演出を入れることで「遊びが変わった」とか、
そういうことではないんですけど・・・。 - 岩田
- 気分が変わるんですよね。
- 京極
- はい。“村長感”が
すごく感じられるようになったと思います。 - 高橋
- でも、セレモニーは断ることもできるんです。
- 毛呂
- そうそう(笑)。
公共事業が完成してから役場に行くと
秘書のしずえちゃんが
「セレモニーはどうしますか?」と聞いてきます。
- 岩田
- かわいい秘書がサポートしてくれるんですね。
- 毛呂
- はい。

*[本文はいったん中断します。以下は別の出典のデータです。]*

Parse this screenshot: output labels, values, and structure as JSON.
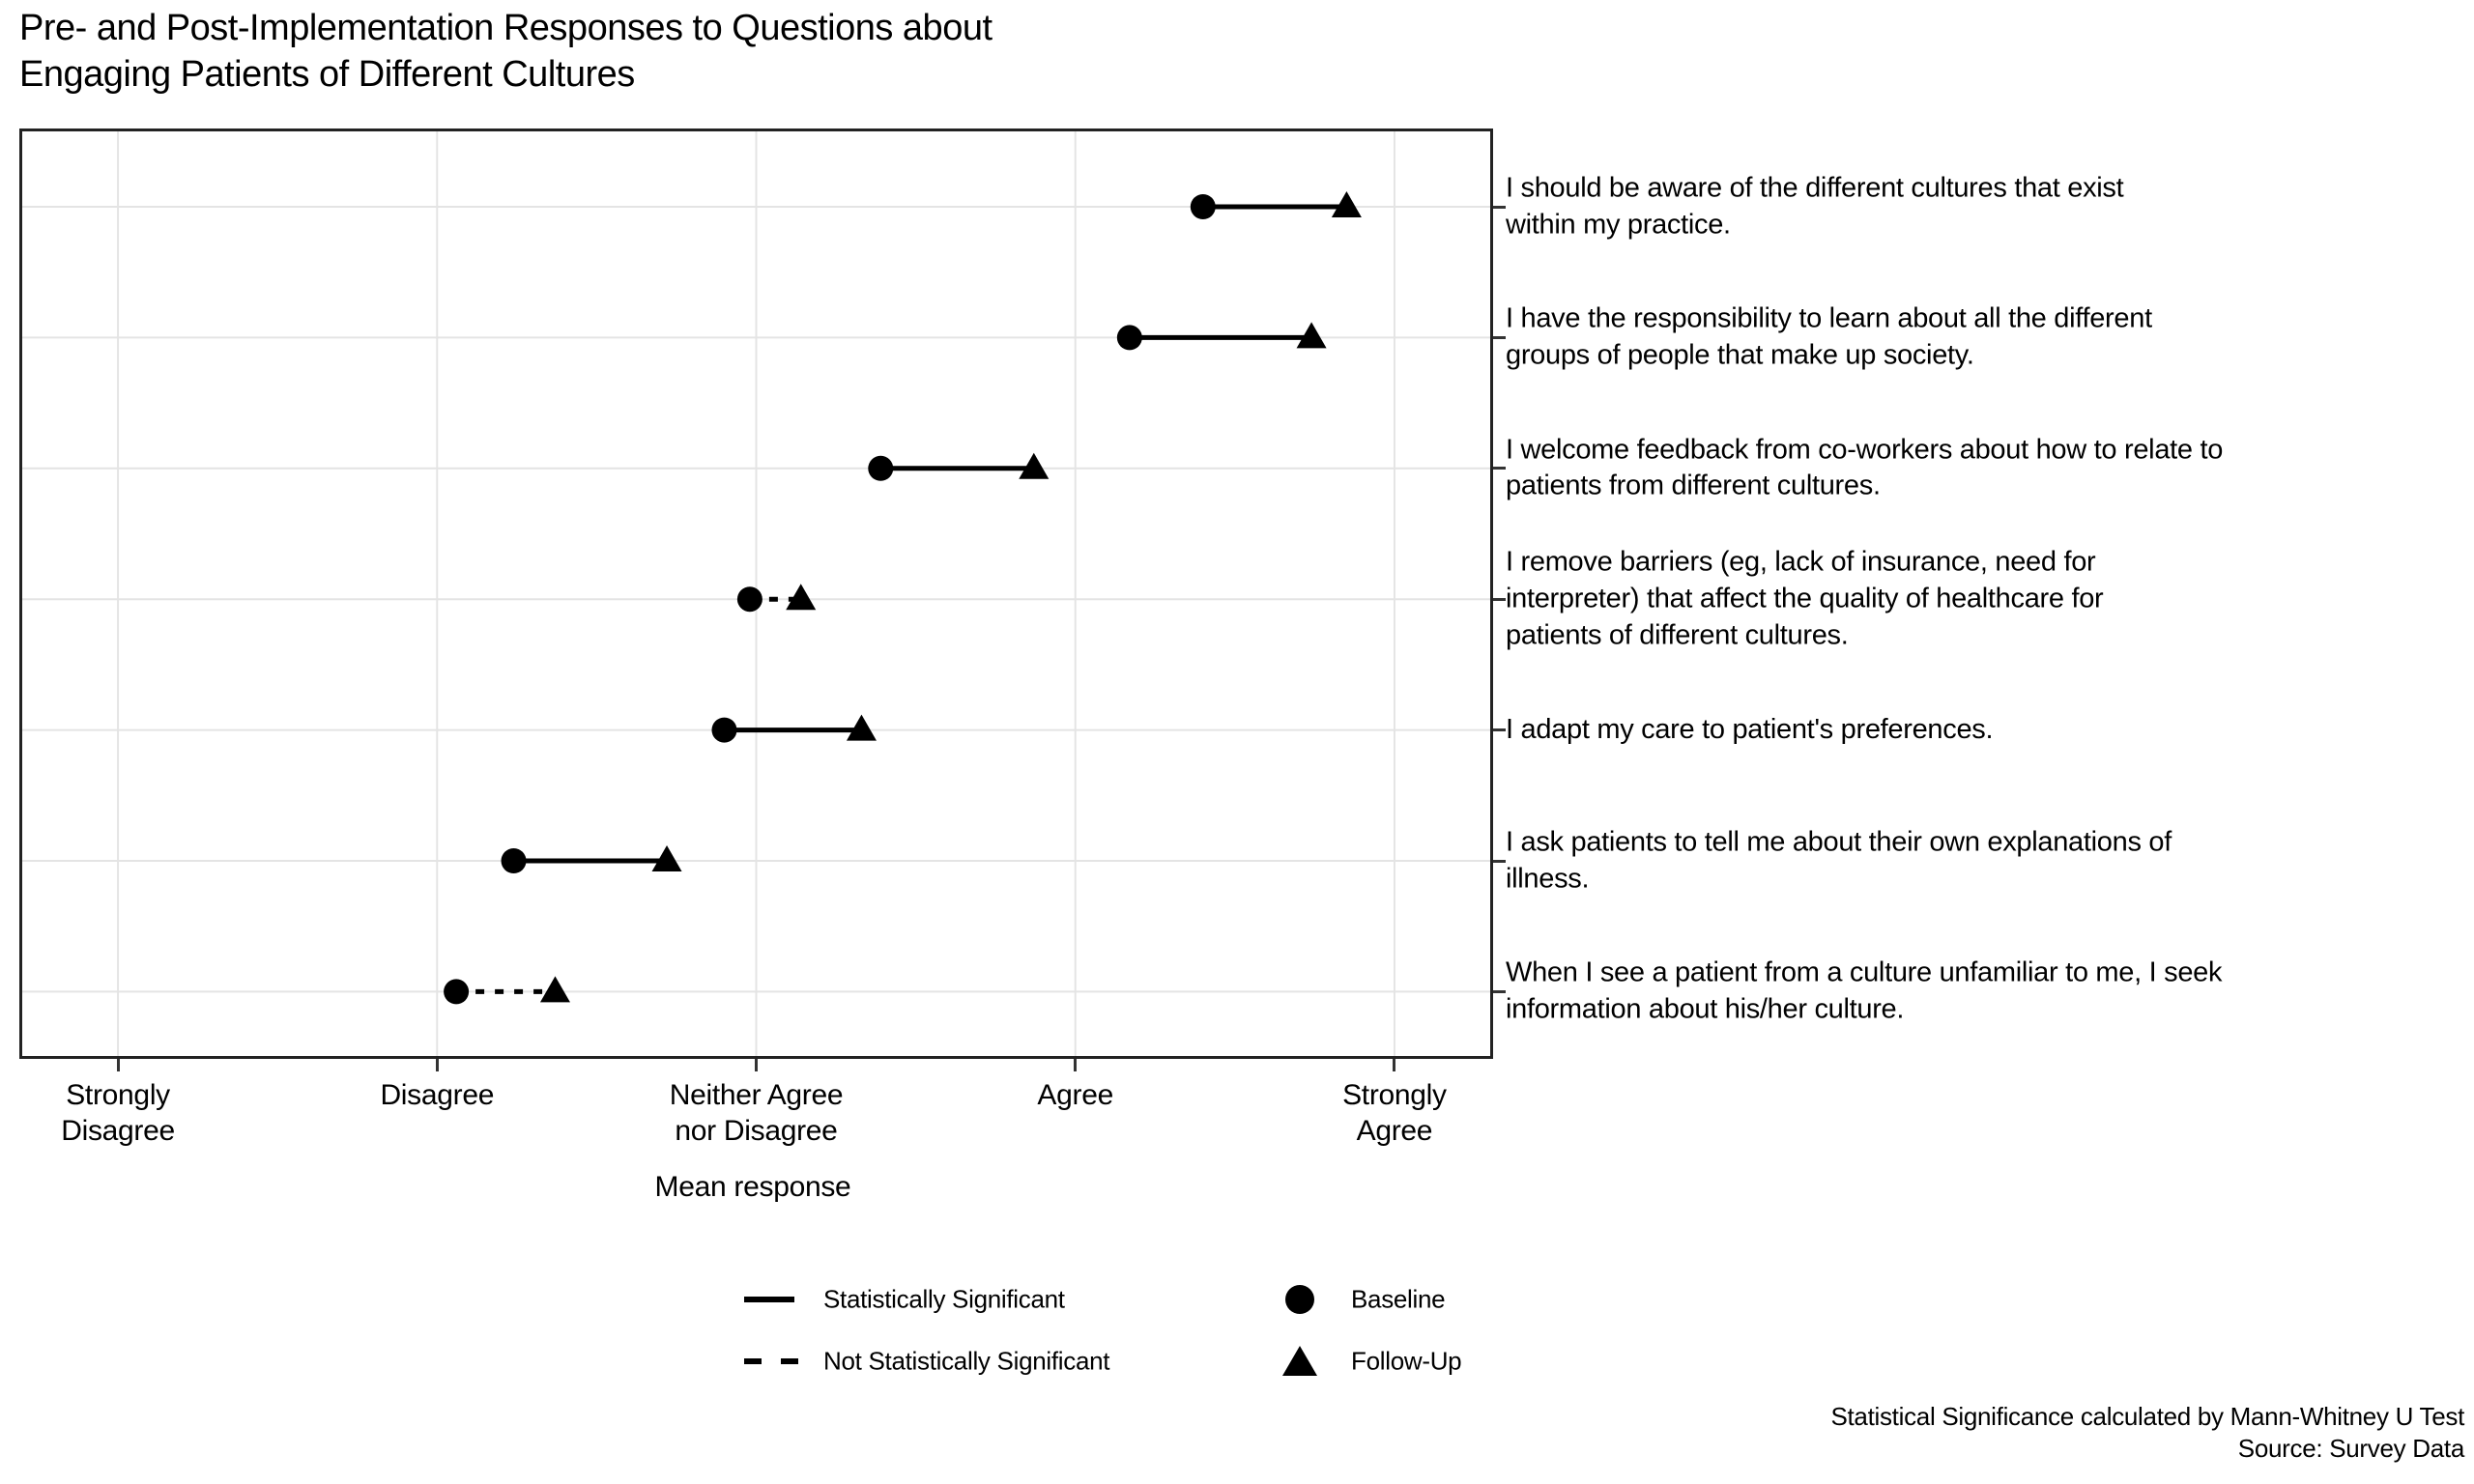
{
  "title": "Pre- and Post-Implementation Responses to Questions about\nEngaging Patients of Different Cultures",
  "colors": {
    "foreground": "#000000",
    "gridline": "#e4e4e4",
    "panel_border": "#222222",
    "background": "#ffffff"
  },
  "legend": {
    "significant_label": "Statistically Significant",
    "not_significant_label": "Not Statistically Significant",
    "baseline_label": "Baseline",
    "followup_label": "Follow-Up"
  },
  "chart_data": {
    "type": "dumbbell",
    "title": "Pre- and Post-Implementation Responses to Questions about Engaging Patients of Different Cultures",
    "xlabel": "Mean response",
    "x_axis": {
      "label": "Mean response",
      "tick_values": [
        1,
        2,
        3,
        4,
        5
      ],
      "tick_labels": [
        "Strongly\nDisagree",
        "Disagree",
        "Neither Agree\nnor Disagree",
        "Agree",
        "Strongly\nAgree"
      ],
      "range": [
        0.7,
        5.3
      ],
      "grid": true
    },
    "series": [
      {
        "name": "Baseline",
        "marker": "circle"
      },
      {
        "name": "Follow-Up",
        "marker": "triangle"
      }
    ],
    "line_styles": {
      "solid": "Statistically Significant",
      "dashed": "Not Statistically Significant"
    },
    "rows": [
      {
        "question": "I should be aware of the different cultures that exist\nwithin my practice.",
        "baseline": 4.4,
        "followup": 4.85,
        "significant": true
      },
      {
        "question": "I have the responsibility to learn about all the different\ngroups of people that make up society.",
        "baseline": 4.17,
        "followup": 4.74,
        "significant": true
      },
      {
        "question": "I welcome feedback from co-workers about how to relate to\npatients from different cultures.",
        "baseline": 3.39,
        "followup": 3.87,
        "significant": true
      },
      {
        "question": "I remove barriers (eg, lack of insurance, need for\ninterpreter) that affect the quality of healthcare for\npatients of different cultures.",
        "baseline": 2.98,
        "followup": 3.14,
        "significant": false
      },
      {
        "question": "I adapt my care to patient's preferences.",
        "baseline": 2.9,
        "followup": 3.33,
        "significant": true
      },
      {
        "question": "I ask patients to tell me about their own explanations of\nillness.",
        "baseline": 2.24,
        "followup": 2.72,
        "significant": true
      },
      {
        "question": "When I see a patient from a culture unfamiliar to me, I seek\ninformation about his/her culture.",
        "baseline": 2.06,
        "followup": 2.37,
        "significant": false
      }
    ],
    "caption": [
      "Statistical Significance calculated by Mann-Whitney U Test",
      "Source: Survey Data"
    ]
  }
}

そこで「いいえ」を選択して
セレモニーを断ることもできます。
すると、彼女のしぐさとセリフがとてもけなげで・・・
なんだか、すごく申し訳ない気持ちになるんです。
- 高橋
- だから、一度は断ってほしいですね。
- 一同
- (笑)
- 岩田
- しずえちゃんのように、
かわいいキャラクターが出てくる一方で、
ゲームをリセットすると、地中から現れてくる、
おなじみのリセットさんが今回も登場しますよね。 - 京極
- じつはリセットさんについては
けっこう悩みました。
もちろん好きな人もいるんですけど、
なかには、関西弁で怒られるのが
「怖い」という人も・・・。 - 岩田
- とくに小さな女の子が
怖がっているみたいですね。
泣いてしまうお子さんもいると聞いたことがあります。 - 京極
- そうなんです。
なので、リセット監視センターを入れるかどうか、
迷った時期があったんですけど、その当時
タイムリーに「事業仕分け」のことが話題になっていたので、
「よし、いったん仕分けてしまおう」と(笑)。 - 毛呂
- 仕分け人に「リセットしちゃあ、ダメなんですか!?」
と言われて、仕分けられたそうなんです(笑)。 - 岩田
- ホントですか(笑)。
- 毛呂
- 最終的に、リセット監視センターを
公共事業にして、それを設置するかどうかは、
村長さんの判断にゆだねられます。 - 岩田
- でも、リセット監視センターを、
わざわざつくりたい人って、いるものなんですか? - 毛呂
- やっぱりリセットさんに会いたい人もいますし(笑)。
- 岩田
- 「たまには怒られたい」みたいな感じですかね(笑)。
- 京極
- はい。それに、リセット監視センターを
建てないと、見られないネタとかもあるんです。 - 毛呂
- センターの中も凝ったつくりになっていて、
お客さんに一役買ってもらえる
マイクを使うネタも入っていたりします。 - 高橋
- なので、仕分けてほしくないですね、この公共事業は。